Bungie is confronting the ugliest version of a live-service ending: Destiny 2’s support is fading just as the studio itself is being asked to shrink. With no Destiny 3 in the pipeline and no new project ready to absorb the people tied to Destiny 2, the move away from one giant service game is colliding with the hard reality of fewer jobs, fewer safety nets, and a narrower future.
That pressure is not new in Seattle, Washington. On July 31, 2024, Bungie said 220 roles would be eliminated, about 17% of its workforce. In the same restructuring, 155 roles were set to move into Sony Interactive Entertainment, and one incubation project was spun out into a new PlayStation studio. Bungie said the cuts were driven by rising development costs, industry shifts, broader economic conditions, and a need to focus resources on Destiny and Marathon. It also said its talent had been stretched too thin across multiple incubation projects.

The company had already been contracting before that. Bloomberg reporting later said Bungie let go of an undisclosed number of staffers in October 2023 after delaying Destiny 2: The Final Shape, and that the studio shrank from about 1,300 employees to roughly 850 after the 2024 layoffs. Jason Schreier has said the decision not to move immediately to Destiny 3 after The Final Shape was largely cost-related, a reminder that even for one of the biggest names in live-service gaming, the economics can shut doors that used to look permanent.

Marathon has not provided an easy escape valve. Bungie announced on June 17, 2025 that the game would miss its September 23, 2025 release date and needed more development time after Alpha testing and community feedback pushed the team to refocus the project. That delay left Bungie leaning harder on a smaller set of bets at exactly the moment its Destiny operation was being reduced.

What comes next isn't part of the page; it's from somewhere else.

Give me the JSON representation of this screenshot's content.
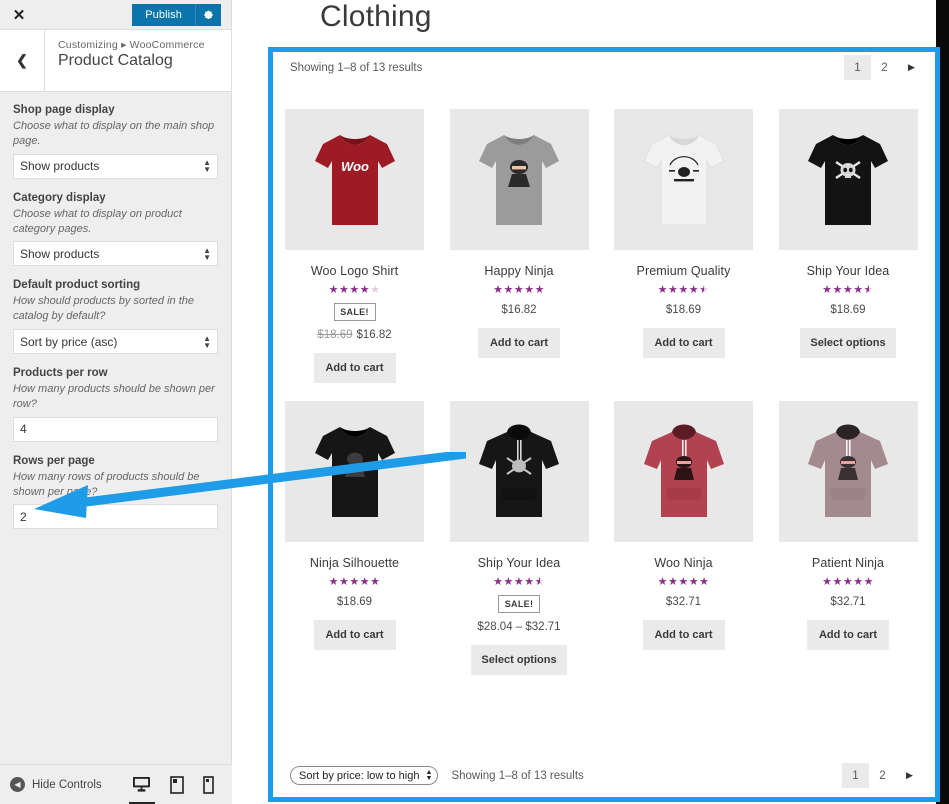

The money behind the studio tells the same story. Sony bought Bungie for $3.6 billion in 2022, and Sony’s FY2024 results added more context to the pressure surrounding the acquisition. Bloomberg reported in May 2026 that Sony later took a 120.1 billion yen, or about $765 million, impairment loss tied to Bungie assets. Bungie’s official news feed was still carrying Destiny 2 and Marathon updates as of late April 2026, but player trust now hangs on whether the studio can keep its promises while it keeps cutting back.